Safety of Accelerated Rituximab Infusion in Rheumatic Diseases: A Systematic Review.

Objective: To systematically evaluate the safety and feasibility of rapid rituximab (RTX) infusion protocols in patients with autoimmune rheumatic diseases.

Methods: A comprehensive literature review was conducted using PubMed, LILACS, and Scielo databases from 1965 to May 2024 without language restrictions. Studies reporting infusion reactions associated with accelerated RTX protocols (infusion over 90 to 120 min) in rheumatologic conditions were included. Infusion-related adverse events were assessed and graded according to the National Cancer Institute Common Terminology Criteria for Adverse Events (Grades 1-5). Key variables extracted included patient demographics, underlying diseases, RTX dosage, use of premedication, number of infusions, and frequency and severity of infusion reactions.

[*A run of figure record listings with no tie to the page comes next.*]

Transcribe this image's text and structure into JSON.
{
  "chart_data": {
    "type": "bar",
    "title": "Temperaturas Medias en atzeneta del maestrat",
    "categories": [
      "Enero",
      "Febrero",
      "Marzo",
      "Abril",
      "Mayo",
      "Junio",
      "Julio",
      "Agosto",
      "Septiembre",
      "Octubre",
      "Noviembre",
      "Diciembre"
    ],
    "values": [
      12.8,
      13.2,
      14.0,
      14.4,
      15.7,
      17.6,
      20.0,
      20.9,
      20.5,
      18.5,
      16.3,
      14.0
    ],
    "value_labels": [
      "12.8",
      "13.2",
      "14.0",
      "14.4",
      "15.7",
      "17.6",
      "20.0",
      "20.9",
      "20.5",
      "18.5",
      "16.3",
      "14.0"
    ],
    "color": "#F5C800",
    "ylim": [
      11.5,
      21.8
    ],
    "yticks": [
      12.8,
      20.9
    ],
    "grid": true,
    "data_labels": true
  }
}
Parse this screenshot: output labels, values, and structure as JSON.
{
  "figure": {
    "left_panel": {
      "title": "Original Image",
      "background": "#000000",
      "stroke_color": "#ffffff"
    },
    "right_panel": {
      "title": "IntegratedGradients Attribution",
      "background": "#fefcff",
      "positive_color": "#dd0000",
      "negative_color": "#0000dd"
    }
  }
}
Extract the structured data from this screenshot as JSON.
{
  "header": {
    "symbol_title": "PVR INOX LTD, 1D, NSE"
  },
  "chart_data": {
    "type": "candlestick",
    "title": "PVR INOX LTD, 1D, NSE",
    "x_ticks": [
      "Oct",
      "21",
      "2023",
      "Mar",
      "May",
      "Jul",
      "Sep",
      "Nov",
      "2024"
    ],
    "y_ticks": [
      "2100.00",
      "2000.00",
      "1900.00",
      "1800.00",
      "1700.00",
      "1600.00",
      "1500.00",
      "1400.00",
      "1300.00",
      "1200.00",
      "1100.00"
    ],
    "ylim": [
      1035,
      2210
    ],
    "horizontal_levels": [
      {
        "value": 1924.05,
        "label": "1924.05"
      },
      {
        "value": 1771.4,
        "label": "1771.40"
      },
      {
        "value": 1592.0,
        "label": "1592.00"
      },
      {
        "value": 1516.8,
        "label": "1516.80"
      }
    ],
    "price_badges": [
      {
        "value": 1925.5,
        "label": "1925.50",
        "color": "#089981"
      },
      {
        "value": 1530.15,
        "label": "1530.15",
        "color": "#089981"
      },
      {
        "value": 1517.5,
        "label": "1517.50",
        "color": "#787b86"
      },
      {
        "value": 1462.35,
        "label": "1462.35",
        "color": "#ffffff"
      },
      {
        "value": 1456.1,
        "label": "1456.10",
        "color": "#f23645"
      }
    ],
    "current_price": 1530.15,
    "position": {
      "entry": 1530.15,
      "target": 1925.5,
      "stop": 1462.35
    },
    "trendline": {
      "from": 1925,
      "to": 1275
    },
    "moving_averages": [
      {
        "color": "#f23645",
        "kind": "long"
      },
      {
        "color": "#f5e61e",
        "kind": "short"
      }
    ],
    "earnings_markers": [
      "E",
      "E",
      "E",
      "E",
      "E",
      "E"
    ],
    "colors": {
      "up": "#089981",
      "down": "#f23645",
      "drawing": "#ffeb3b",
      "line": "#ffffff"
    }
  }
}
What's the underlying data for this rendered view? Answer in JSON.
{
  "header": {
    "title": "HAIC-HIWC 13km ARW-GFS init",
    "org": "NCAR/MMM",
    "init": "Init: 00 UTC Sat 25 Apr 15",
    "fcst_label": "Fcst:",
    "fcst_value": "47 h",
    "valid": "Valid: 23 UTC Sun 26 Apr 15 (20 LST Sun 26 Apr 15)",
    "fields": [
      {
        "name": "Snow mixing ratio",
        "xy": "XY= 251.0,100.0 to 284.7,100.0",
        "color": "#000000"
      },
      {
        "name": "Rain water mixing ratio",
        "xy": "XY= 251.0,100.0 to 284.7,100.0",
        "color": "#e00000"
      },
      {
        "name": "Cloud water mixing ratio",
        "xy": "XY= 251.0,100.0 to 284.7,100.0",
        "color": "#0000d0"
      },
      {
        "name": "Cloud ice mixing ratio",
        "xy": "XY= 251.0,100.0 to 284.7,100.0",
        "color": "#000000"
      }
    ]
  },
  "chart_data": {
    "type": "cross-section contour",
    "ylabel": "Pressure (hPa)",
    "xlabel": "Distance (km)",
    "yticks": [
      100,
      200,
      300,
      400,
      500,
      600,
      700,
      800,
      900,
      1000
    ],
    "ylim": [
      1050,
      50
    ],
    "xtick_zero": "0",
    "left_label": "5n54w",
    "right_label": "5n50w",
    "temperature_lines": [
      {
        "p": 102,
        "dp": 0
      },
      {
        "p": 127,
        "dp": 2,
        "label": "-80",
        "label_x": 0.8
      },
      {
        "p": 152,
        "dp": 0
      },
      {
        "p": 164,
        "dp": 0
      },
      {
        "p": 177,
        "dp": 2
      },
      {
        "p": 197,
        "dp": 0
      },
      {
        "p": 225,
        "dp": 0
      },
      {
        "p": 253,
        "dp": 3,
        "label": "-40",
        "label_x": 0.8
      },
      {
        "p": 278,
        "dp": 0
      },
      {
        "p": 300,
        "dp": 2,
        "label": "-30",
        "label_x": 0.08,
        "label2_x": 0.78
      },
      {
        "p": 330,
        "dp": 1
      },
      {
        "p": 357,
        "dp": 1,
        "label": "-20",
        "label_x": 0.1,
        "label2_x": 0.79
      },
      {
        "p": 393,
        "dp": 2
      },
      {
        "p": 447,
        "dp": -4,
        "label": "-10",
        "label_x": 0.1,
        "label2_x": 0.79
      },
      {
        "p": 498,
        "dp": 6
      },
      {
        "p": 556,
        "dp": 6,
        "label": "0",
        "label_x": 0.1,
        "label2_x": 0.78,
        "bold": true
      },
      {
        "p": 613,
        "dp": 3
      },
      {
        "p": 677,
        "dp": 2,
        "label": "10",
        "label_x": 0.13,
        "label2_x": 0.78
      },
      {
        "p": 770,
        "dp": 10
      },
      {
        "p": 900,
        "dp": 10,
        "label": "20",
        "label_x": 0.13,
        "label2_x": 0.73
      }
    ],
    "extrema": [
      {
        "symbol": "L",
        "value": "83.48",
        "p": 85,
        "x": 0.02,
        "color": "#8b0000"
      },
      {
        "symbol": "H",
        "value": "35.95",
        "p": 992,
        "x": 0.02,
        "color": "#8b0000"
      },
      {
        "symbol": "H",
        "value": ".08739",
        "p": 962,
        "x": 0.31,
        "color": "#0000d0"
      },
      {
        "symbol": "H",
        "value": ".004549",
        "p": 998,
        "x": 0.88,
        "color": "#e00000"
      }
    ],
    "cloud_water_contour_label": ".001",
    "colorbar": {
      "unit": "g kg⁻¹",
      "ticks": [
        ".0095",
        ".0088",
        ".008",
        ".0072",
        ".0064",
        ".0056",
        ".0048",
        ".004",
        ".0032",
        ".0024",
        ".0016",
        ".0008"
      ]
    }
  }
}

Results: Seven studies encompassing 538 patients aged 14-78 years were included. The patient cohort covered a spectrum of autoimmune rheumatic conditions, including systemic lupus erythematosus, rheumatoid arthritis, systemic vasculitis, Sjögren's syndrome, systemic sclerosis, IgG4-related disease, and anti-synthetase syndrome. All studies implemented rapid RTX infusion protocols exclusively for the second and subsequent doses. Premedication with acetaminophen, diphenhydramine, and corticosteroids was routine in most studies. RTX dosage varied between 375 mg/m and 1000 mg, administered in two infusions spaced two weeks apart. The incidence of infusion reactions ranged from 3 to 15%, predominantly of mild severity (Grades 1 and 2), with only six cases classified as Grade 3. No Grade 4 or 5 reactions were reported. Rapid infusion protocols consistently reduced the total time patients spent in infusion clinics.

Conclusion: Rapid infusion of RTX in patients with autoimmune rheumatic diseases appears to be a safe and efficient alternative to standard infusion protocols. The frequency and severity of infusion reactions were comparable to traditional infusion rates, with the added benefit of reduced clinic time. These findings support the broader implementation of rapid infusion protocols in rheumatology. However, larger prospective studies with standardized reporting of adverse events are necessary to validate these results and explore the feasibility of even shorter infusion durations, as seen in oncology.